Idun was the Norse goddess of youth and rejuvenation — the keeper of the golden apples of immortality on which the gods depended for their eternal youth. Without her apples the Aesir would wither and grow old like mortals, and so her brief abduction by a giant brought the gods to the very edge of decay, in one of the most revealing of all the Norse myths.
The Keeper of the Apples
Idun (Old Norse Iðunn, “the rejuvenating one”) was an Aesir goddess and the wife of Bragi, the god of poetry. Her sacred charge was to guard a casket of golden apples, and from time to time to give them to the gods to eat — for these apples held the power of renewed youth, and it was by eating them that the Aesir kept themselves forever young and vigorous. Idun was thus, quietly, one of the most important deities of all: the gods' immortality itself rested in her keeping, and her gentle, faithful tending of the apples held back age and death from the whole divine race.
The Abduction by Thiazi
Idun's great myth tells how she was stolen away. The trickster Loki, to save his own skin, promised the giant Thiazi that he would lure Idun out of Asgard. By a trick, Loki coaxed her into a forest beyond the gods' walls, telling her he had found apples even finer than her own and asking her to bring her apples for comparison — whereupon Thiazi, in eagle form, swooped down and carried Idun and her apples away to his mountain home in the giants' land.
The Withering of the Gods
With Idun and her apples gone, catastrophe slowly fell upon the Aesir. Deprived of the fruit of youth, the gods began to grow old — their hair greyed, their skin wrinkled, their strength failed, and they shrank toward the decrepitude and death they had thought themselves beyond. It is one of the most striking images in Norse myth: the immortal gods themselves aging, brought low and feeble, all because the keeper of the apples had been taken. In their fear and weakness, the gods discovered that Loki was behind her loss and forced him, on pain of death, to bring her back.
The Rescue
Loki borrowed Freya's falcon cloak, flew to the giants' land, found Idun alone, and transformed her into a nut (or a sparrow), which he clutched in his talons and flew back toward Asgard with all speed. The giant Thiazi, discovering the theft, took eagle form and gave chase, the two birds streaking across the sky. As Loki neared Asgard, the gods kindled a great fire on the walls; Loki shot over it safely, but the pursuing eagle Thiazi, unable to halt, was caught by the flames, fell, and was killed by the waiting gods. Idun was restored, the gods ate her apples and their youth returned, and immortality was saved.

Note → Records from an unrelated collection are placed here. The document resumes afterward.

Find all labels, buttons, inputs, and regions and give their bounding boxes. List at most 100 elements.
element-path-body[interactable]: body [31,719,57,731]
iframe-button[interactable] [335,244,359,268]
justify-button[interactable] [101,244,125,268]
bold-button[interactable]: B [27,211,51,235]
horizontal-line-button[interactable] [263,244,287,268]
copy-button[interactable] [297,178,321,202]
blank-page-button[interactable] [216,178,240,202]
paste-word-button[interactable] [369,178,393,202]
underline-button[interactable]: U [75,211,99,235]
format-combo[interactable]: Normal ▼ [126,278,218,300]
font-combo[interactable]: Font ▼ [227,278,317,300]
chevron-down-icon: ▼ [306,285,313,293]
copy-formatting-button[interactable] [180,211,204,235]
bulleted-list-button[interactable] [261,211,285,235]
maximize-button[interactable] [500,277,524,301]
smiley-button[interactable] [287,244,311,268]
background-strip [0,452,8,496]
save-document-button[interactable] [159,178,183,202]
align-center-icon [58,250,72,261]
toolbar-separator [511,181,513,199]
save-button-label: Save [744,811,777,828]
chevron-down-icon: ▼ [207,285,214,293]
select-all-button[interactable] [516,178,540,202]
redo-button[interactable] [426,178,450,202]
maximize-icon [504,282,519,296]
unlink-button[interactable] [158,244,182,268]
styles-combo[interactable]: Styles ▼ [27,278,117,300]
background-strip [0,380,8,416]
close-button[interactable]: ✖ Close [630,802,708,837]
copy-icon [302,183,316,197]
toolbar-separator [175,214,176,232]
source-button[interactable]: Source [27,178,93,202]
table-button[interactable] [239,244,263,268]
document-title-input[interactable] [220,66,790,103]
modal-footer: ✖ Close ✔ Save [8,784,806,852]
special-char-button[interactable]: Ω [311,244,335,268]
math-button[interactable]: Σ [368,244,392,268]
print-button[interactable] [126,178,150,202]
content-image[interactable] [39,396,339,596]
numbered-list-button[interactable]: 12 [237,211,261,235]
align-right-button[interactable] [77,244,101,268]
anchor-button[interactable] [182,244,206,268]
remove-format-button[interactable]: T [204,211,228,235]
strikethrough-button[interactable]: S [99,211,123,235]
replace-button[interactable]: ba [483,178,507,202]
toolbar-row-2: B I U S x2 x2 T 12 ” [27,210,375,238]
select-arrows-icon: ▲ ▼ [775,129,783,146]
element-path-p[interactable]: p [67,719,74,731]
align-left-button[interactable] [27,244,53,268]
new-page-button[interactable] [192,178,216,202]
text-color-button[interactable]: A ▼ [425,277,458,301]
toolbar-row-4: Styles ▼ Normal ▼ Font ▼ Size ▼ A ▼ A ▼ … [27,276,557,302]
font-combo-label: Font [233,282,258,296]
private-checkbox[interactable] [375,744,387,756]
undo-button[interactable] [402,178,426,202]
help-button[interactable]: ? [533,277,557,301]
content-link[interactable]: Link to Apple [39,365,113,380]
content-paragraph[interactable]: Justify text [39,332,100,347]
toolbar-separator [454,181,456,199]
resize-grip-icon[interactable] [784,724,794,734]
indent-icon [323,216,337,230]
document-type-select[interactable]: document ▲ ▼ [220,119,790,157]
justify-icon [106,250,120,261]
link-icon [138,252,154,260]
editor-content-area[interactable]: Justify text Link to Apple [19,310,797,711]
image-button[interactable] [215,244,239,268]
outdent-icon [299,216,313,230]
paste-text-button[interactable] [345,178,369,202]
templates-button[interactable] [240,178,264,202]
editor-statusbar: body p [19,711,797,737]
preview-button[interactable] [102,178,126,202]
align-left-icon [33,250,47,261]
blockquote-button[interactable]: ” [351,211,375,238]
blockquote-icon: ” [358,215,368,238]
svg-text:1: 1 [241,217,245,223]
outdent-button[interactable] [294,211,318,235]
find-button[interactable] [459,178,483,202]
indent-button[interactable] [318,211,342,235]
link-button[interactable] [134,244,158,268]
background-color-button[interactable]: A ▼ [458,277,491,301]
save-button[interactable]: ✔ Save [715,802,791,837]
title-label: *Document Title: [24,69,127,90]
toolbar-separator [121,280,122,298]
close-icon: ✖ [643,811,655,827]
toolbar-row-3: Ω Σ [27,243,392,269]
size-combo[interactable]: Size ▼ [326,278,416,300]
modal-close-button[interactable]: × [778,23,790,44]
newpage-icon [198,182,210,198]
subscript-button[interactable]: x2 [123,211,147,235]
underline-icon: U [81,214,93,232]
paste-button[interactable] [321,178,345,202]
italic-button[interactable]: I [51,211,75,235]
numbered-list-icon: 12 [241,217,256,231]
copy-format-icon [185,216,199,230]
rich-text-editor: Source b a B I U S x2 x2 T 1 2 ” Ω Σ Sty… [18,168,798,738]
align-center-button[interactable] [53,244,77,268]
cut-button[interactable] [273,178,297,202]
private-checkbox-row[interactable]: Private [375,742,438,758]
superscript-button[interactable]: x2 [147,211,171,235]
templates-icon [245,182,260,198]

The Goddess on Whom Eternity Depends
Idun endures as the gentle goddess upon whom the immortality of all the gods depends — a quiet keeper whose loss nearly undid heaven itself. She embodies the Norse insight that even the gods' eternal youth is not a fixed possession but something tended and renewed, fragile enough to be stolen, and that without the constant gift of renewal, even the divine must age and fade. Her apples are among the most famous symbols of immortality in all of myth.
When the keeper of the golden apples was stolen away, the immortal gods themselves began to grey and wither — for even eternity, the Norse knew, must be renewed.